结构操作
当前的GraphX
仅仅支持一组简单的常用结构性操作。下面是基本的结构性操作列表。
class Graph[VD, ED] {
def reverse: Graph[VD, ED]
def subgraph(epred: EdgeTriplet[VD,ED] => Boolean,
vpred: (VertexId, VD) => Boolean): Graph[VD, ED]
def mask[VD2, ED2](other: Graph[VD2, ED2]): Graph[VD, ED]
def groupEdges(merge: (ED, ED) => ED): Graph[VD,ED]
}
下面分别介绍这四种函数的原理。
1 reverse
reverse
操作返回一个新的图,这个图的边的方向都是反转的。例如,这个操作可以用来计算反转的PageRank。因为反转操作没有修改顶点或者边的属性或者改变边的数量,所以我们可以
在不移动或者复制数据的情况下有效地实现它。
override def reverse: Graph[VD, ED] = {
new GraphImpl(vertices.reverseRoutingTables(), replicatedVertexView.reverse())
}
def reverse(): ReplicatedVertexView[VD, ED] = {
val newEdges = edges.mapEdgePartitions((pid, part) => part.reverse)

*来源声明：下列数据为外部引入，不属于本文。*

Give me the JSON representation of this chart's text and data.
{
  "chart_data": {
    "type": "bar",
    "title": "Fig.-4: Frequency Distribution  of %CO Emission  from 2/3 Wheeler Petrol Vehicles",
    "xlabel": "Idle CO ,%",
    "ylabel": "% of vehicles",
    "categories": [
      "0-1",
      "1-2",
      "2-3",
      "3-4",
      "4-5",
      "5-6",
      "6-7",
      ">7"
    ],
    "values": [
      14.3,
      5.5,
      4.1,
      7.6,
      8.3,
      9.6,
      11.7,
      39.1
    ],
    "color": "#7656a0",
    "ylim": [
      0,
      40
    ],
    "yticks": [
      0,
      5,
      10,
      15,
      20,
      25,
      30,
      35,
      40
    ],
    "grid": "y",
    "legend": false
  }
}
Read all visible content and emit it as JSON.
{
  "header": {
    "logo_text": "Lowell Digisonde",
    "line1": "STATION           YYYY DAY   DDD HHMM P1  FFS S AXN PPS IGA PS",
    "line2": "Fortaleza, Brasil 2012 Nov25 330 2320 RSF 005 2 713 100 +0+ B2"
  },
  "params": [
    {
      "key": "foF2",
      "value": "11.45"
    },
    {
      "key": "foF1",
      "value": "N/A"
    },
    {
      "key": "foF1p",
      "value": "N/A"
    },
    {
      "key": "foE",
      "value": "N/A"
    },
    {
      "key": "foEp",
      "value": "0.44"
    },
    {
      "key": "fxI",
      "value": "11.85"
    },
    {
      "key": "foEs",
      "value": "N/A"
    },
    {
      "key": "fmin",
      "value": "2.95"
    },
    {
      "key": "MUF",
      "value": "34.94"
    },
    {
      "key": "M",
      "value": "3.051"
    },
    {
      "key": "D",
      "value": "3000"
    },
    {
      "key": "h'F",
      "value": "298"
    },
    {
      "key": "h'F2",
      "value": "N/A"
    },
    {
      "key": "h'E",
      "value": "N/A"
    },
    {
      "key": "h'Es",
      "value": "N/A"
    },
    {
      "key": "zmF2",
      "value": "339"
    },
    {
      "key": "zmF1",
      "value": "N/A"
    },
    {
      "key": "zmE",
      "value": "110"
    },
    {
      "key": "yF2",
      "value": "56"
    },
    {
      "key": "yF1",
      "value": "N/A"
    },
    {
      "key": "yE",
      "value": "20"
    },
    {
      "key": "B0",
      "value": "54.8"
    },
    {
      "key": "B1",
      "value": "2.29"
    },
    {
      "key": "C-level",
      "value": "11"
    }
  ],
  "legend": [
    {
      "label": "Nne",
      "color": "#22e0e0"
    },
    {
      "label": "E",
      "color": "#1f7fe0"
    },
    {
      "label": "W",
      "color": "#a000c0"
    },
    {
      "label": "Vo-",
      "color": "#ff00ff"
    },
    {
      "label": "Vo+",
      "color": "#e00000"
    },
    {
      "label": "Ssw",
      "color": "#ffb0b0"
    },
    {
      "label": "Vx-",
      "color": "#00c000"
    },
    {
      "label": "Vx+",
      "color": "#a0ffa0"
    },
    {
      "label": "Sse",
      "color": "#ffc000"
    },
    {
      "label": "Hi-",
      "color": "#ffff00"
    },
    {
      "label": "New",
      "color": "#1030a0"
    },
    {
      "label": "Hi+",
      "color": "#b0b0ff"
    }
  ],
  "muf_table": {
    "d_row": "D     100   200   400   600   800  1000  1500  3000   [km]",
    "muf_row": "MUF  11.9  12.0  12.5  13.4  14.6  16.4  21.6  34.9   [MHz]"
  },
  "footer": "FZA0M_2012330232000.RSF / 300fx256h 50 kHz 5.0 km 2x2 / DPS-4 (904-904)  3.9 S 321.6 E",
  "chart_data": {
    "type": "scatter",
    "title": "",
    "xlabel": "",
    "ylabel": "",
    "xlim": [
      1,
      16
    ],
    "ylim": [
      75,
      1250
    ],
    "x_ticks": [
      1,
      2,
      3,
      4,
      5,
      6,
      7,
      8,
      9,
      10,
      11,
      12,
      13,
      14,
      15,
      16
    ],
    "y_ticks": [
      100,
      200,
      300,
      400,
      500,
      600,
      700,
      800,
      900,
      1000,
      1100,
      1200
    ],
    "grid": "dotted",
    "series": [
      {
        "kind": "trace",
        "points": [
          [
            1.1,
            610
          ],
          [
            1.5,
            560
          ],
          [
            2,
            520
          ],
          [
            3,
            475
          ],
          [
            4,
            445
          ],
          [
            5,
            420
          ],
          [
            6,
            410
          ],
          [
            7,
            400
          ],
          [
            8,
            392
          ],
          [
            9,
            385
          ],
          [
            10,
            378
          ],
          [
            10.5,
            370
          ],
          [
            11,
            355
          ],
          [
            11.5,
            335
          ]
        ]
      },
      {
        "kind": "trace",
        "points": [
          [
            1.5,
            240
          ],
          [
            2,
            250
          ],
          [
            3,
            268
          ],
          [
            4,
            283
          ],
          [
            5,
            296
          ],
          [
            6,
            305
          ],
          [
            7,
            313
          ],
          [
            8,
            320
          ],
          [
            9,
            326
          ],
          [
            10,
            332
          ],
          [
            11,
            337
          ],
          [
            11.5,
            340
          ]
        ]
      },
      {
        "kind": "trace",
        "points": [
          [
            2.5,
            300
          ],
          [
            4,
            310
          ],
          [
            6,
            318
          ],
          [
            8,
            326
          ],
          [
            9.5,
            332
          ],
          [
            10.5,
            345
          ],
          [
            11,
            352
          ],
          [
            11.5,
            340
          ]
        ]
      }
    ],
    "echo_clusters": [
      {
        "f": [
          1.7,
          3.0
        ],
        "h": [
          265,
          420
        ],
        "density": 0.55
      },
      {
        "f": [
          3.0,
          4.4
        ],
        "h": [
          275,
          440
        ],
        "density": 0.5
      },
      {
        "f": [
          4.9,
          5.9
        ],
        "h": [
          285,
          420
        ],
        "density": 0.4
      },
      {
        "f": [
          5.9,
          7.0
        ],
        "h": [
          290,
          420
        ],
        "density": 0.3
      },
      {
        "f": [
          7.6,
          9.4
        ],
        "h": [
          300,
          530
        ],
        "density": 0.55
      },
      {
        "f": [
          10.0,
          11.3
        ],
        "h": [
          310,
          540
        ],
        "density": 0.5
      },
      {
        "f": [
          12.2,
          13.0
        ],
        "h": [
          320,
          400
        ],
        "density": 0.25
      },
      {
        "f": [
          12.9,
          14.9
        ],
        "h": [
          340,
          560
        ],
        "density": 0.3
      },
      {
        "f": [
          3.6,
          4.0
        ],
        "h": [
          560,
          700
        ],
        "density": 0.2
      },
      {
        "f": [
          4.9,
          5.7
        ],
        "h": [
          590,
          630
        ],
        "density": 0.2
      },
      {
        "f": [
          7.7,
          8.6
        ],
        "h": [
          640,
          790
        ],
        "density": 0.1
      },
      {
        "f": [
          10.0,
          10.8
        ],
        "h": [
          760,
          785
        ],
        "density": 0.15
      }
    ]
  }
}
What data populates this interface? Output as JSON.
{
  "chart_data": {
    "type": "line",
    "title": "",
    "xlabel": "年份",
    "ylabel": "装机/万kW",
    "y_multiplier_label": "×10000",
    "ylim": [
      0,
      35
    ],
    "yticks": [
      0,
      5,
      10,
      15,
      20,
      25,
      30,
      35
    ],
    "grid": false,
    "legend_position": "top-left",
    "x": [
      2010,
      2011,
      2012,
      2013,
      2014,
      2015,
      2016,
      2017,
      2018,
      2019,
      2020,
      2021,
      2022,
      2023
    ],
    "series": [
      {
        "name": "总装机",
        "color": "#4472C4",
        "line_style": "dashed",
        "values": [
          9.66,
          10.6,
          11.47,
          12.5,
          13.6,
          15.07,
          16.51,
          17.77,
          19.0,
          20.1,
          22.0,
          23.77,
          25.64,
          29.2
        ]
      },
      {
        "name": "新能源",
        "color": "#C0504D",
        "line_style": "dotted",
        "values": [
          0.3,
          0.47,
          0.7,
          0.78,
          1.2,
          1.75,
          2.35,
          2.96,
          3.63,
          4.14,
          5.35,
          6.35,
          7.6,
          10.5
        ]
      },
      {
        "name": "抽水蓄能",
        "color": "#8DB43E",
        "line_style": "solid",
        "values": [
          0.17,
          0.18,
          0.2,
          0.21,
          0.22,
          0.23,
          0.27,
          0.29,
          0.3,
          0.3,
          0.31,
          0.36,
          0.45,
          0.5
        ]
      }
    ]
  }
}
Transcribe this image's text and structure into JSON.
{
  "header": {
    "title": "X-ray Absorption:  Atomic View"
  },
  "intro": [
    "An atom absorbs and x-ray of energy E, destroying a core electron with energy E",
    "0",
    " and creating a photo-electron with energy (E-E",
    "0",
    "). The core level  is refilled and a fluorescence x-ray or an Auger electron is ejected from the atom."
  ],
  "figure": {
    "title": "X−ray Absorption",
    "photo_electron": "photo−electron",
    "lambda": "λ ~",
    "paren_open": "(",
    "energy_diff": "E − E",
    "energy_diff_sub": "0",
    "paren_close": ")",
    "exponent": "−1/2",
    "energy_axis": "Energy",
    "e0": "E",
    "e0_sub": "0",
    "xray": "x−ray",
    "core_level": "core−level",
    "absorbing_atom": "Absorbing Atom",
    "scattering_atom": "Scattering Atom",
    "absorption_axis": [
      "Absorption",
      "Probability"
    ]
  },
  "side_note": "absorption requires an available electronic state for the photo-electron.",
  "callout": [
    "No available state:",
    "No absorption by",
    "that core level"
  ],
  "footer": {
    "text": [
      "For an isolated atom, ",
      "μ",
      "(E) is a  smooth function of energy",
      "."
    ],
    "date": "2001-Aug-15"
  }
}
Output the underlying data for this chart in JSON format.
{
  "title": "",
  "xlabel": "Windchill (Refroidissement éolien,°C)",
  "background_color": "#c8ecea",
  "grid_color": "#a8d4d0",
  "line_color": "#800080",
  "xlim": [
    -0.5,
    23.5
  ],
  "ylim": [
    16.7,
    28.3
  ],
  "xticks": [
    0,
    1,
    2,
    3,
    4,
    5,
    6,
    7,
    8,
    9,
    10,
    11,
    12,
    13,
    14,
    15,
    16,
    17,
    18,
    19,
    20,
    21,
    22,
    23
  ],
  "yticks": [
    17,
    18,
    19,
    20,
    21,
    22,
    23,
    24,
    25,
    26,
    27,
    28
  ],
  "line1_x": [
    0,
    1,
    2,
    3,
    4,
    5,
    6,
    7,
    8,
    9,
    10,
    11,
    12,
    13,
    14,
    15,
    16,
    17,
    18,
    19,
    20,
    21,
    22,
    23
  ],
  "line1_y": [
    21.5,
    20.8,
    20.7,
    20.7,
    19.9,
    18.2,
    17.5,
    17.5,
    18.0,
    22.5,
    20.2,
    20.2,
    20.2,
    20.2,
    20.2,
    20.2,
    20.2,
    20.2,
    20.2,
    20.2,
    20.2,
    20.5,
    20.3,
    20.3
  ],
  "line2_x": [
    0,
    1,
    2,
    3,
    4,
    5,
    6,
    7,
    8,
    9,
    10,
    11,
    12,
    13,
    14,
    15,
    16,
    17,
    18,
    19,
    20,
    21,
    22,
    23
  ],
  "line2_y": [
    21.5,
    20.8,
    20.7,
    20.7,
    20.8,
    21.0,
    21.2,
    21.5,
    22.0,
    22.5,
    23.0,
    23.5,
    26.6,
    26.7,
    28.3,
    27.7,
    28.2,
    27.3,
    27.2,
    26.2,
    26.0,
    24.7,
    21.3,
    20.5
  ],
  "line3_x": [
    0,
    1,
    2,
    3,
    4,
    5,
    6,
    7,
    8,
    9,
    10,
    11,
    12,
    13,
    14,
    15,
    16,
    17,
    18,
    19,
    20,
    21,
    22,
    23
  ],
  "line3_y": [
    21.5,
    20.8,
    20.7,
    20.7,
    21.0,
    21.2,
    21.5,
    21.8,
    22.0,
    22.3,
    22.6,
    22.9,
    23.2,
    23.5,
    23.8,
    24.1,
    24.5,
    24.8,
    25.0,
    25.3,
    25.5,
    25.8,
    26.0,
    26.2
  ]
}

new ReplicatedVertexView(newEdges, hasDstId, hasSrcId)
}
//EdgePartition中的reverse
def reverse: EdgePartition[ED, VD] = {
val builder = new ExistingEdgePartitionBuilder[ED, VD](
global2local, local2global, vertexAttrs, activeSet, size)
var i = 0
while (i < size) {
val localSrcId = localSrcIds(i)
val localDstId = localDstIds(i)
val srcId = local2global(localSrcId)
val dstId = local2global(localDstId)
val attr = data(i)
//将源顶点和目标顶点换位置
builder.add(dstId, srcId, localDstId, localSrcId, attr)
i += 1
}
builder.toEdgePartition
}
2 subgraph
subgraph
操作利用顶点和边的判断式(predicates
),返回的图仅仅包含满足顶点判断式的顶点、满足边判断式的边以及满足顶点判断式的triple
。subgraph
操作可以用于很多场景,如获取
感兴趣的顶点和边组成的图或者获取清除断开连接后的图。
override def subgraph(
epred: EdgeTriplet[VD, ED] => Boolean = x => true,
vpred: (VertexId, VD) => Boolean = (a, b) => true): Graph[VD, ED] = {
vertices.cache()
// 过滤vertices, 重用partitioner和索引
val newVerts = vertices.mapVertexPartitions(_.filter(vpred))
// 过滤 triplets
replicatedVertexView.upgrade(vertices, true, true)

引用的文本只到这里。